Мужа ее я не любил.
Мои чувства к Ирине Васильевне пошатнулись и дали трещину после жестокого оскорбления с ее стороны. Я решился-таки и предложил в газету свой рассказ "Взрослая жизнь". Рассказ о любви, о ревности, о первом растоптанном чувстве молодой девчонки-студенточки. Она забеременела и решается на страшное - ребенка от ненавистного человека, обманувшего ее, сразу после рождения уничтожить...

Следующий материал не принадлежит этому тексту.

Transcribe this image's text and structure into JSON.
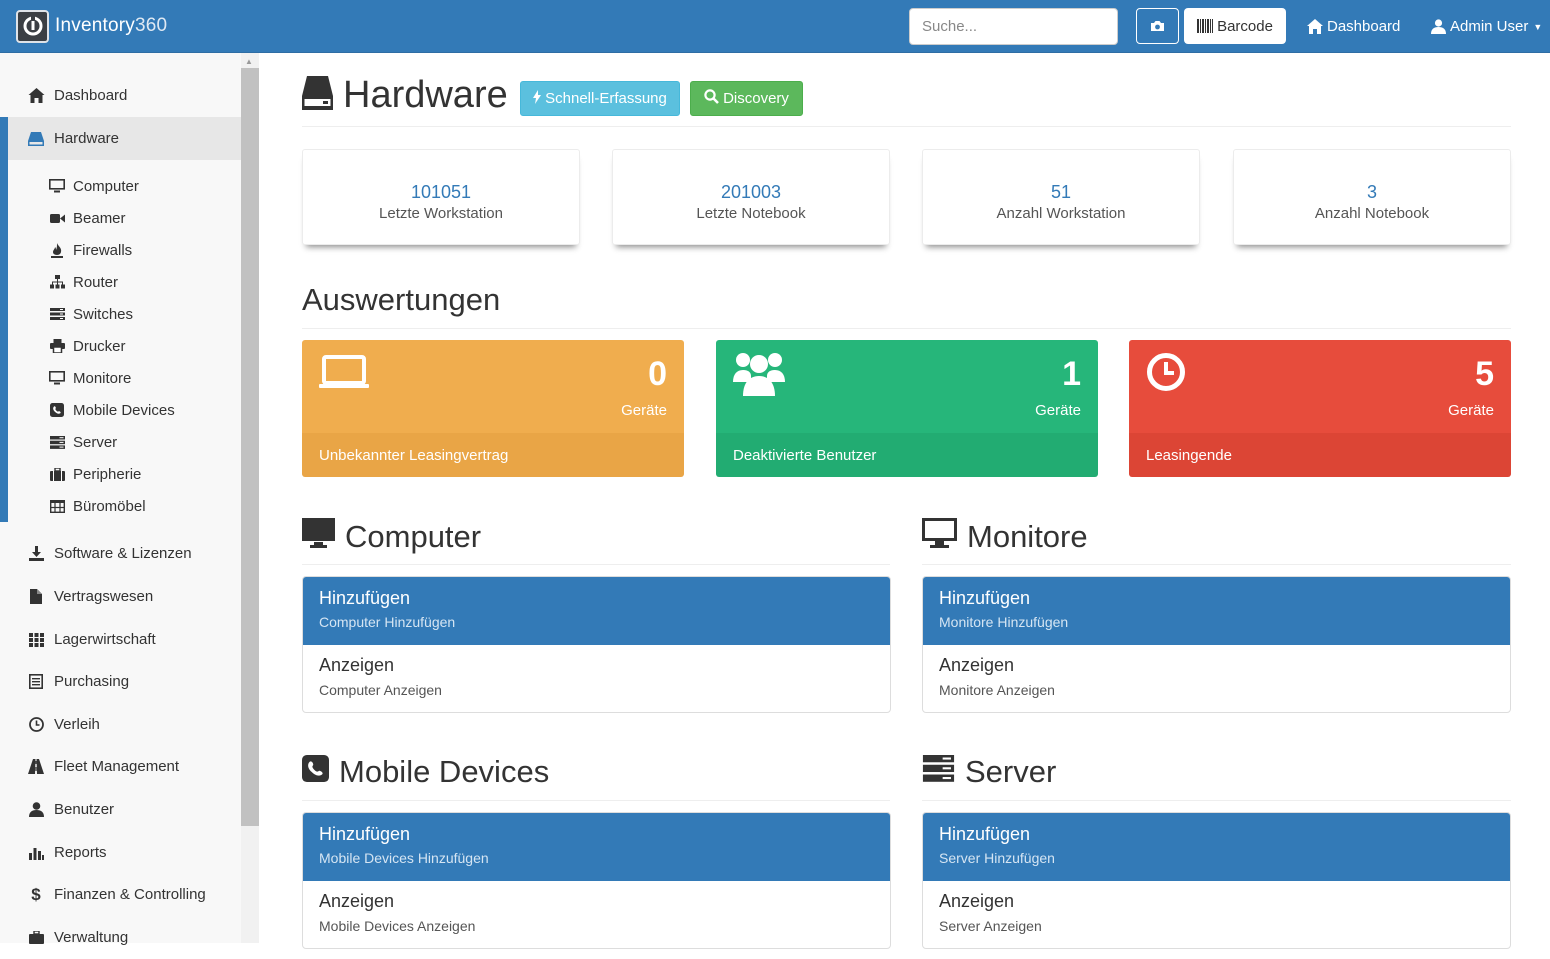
{
  "brand": {
    "name": "Inventory",
    "suffix": "360"
  },
  "navbar": {
    "search_placeholder": "Suche...",
    "barcode_label": "Barcode",
    "dashboard_label": "Dashboard",
    "user_label": "Admin User"
  },
  "sidebar": {
    "items": [
      {
        "label": "Dashboard",
        "icon": "home-icon"
      },
      {
        "label": "Hardware",
        "icon": "hdd-icon"
      },
      {
        "label": "Software & Lizenzen",
        "icon": "download-icon"
      },
      {
        "label": "Vertragswesen",
        "icon": "file-icon"
      },
      {
        "label": "Lagerwirtschaft",
        "icon": "grid-icon"
      },
      {
        "label": "Purchasing",
        "icon": "list-alt-icon"
      },
      {
        "label": "Verleih",
        "icon": "clock-icon"
      },
      {
        "label": "Fleet Management",
        "icon": "road-icon"
      },
      {
        "label": "Benutzer",
        "icon": "user-icon"
      },
      {
        "label": "Reports",
        "icon": "stats-icon"
      },
      {
        "label": "Finanzen & Controlling",
        "icon": "dollar-icon"
      },
      {
        "label": "Verwaltung",
        "icon": "briefcase-icon"
      }
    ],
    "sub_items": [
      {
        "label": "Computer",
        "icon": "monitor-icon"
      },
      {
        "label": "Beamer",
        "icon": "camera-icon"
      },
      {
        "label": "Firewalls",
        "icon": "fire-icon"
      },
      {
        "label": "Router",
        "icon": "sitemap-icon"
      },
      {
        "label": "Switches",
        "icon": "tasks-icon"
      },
      {
        "label": "Drucker",
        "icon": "print-icon"
      },
      {
        "label": "Monitore",
        "icon": "monitor-icon"
      },
      {
        "label": "Mobile Devices",
        "icon": "phone-icon"
      },
      {
        "label": "Server",
        "icon": "server-icon"
      },
      {
        "label": "Peripherie",
        "icon": "briefcase-icon"
      },
      {
        "label": "Büromöbel",
        "icon": "table-icon"
      }
    ]
  },
  "page": {
    "title": "Hardware",
    "quick_button": "Schnell-Erfassung",
    "discovery_button": "Discovery"
  },
  "stats": [
    {
      "value": "101051",
      "label": "Letzte Workstation"
    },
    {
      "value": "201003",
      "label": "Letzte Notebook"
    },
    {
      "value": "51",
      "label": "Anzahl Workstation"
    },
    {
      "value": "3",
      "label": "Anzahl Notebook"
    }
  ],
  "evaluations": {
    "title": "Auswertungen",
    "panels": [
      {
        "count": "0",
        "unit": "Geräte",
        "label": "Unbekannter Leasingvertrag",
        "color": "#f0ad4e",
        "icon": "laptop-icon"
      },
      {
        "count": "1",
        "unit": "Geräte",
        "label": "Deaktivierte Benutzer",
        "color": "#26b67a",
        "icon": "users-icon"
      },
      {
        "count": "5",
        "unit": "Geräte",
        "label": "Leasingende",
        "color": "#e74c3c",
        "icon": "clock-icon"
      }
    ]
  },
  "sections": [
    {
      "title": "Computer",
      "add": "Hinzufügen",
      "add_sub": "Computer Hinzufügen",
      "show": "Anzeigen",
      "show_sub": "Computer Anzeigen"
    },
    {
      "title": "Monitore",
      "add": "Hinzufügen",
      "add_sub": "Monitore Hinzufügen",
      "show": "Anzeigen",
      "show_sub": "Monitore Anzeigen"
    },
    {
      "title": "Mobile Devices",
      "add": "Hinzufügen",
      "add_sub": "Mobile Devices Hinzufügen",
      "show": "Anzeigen",
      "show_sub": "Mobile Devices Anzeigen"
    },
    {
      "title": "Server",
      "add": "Hinzufügen",
      "add_sub": "Server Hinzufügen",
      "show": "Anzeigen",
      "show_sub": "Server Anzeigen"
    }
  ],
  "colors": {
    "primary": "#337ab7",
    "info": "#5bc0de",
    "success": "#5cb85c",
    "warning": "#f0ad4e",
    "green": "#26b67a",
    "danger": "#e74c3c"
  }
}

Я, как и все начинающие беллетристы, страдал жуткой стыдливостью, робостью и крайней легкоранимостью. А Ирина Васильевна - ох уж эта Ирина Васильевна! - взяла да и усмехнулась: мол, Андрюша, рассказ написать, это не репортаж выдать из пионерлагеря. Да и в женской психологии, дескать, ты ничегошеньки не понимаешь...

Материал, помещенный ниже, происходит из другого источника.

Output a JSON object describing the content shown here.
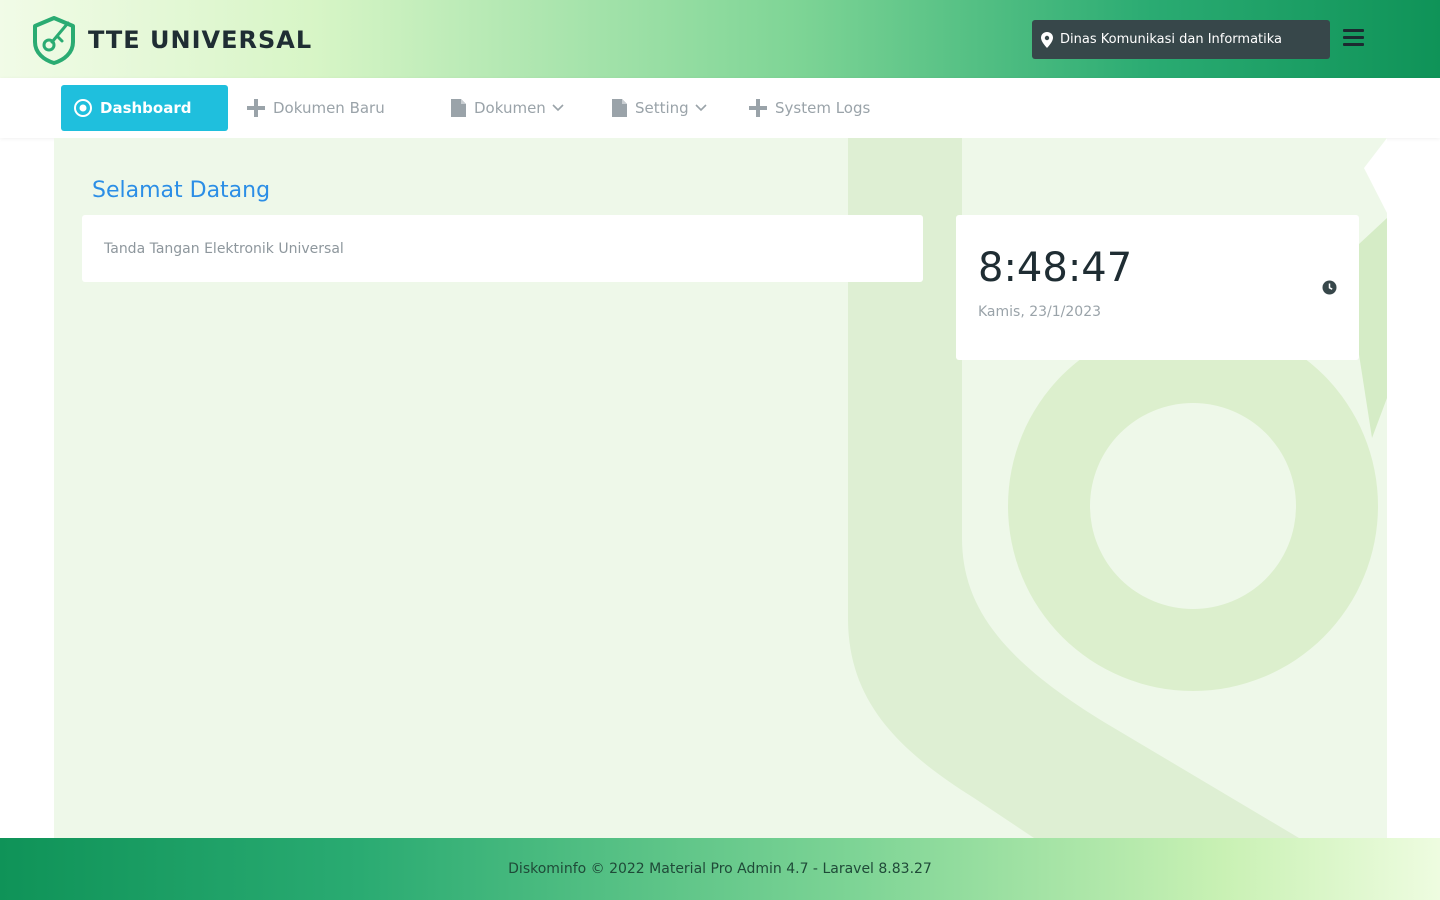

Переварив этот убийственный щелчок, насытившись обидой, я решил жестоко отомстить. Я взял и переписал своей рукой строка в строку шедевр Ивана Алексеевича Бунина "Легкое дыхание". Я лишь изменил заглавие на "Чистый голос", имя героини и везде в тексте вместо "креста" вписал "обелиск" и "памятник", из гимназистки героиню сделал школьницей, и убивает ее не казачий офицер, а милицейский лейтенант.
Результат эксперимента я предвидел, но все равно он ошеломил меня.
- Прости, Андрюша, - сокрушенно высказалась Ирина Васильевна, - но всё же литература, проза - не твоя стезя. И новый рассказ твой неудачен растянут, скучен, язык беден, стиль ни к черту. А взять образ классной руководительницы, старой девы - зачем он вообще нужен? Абсолютно лишний...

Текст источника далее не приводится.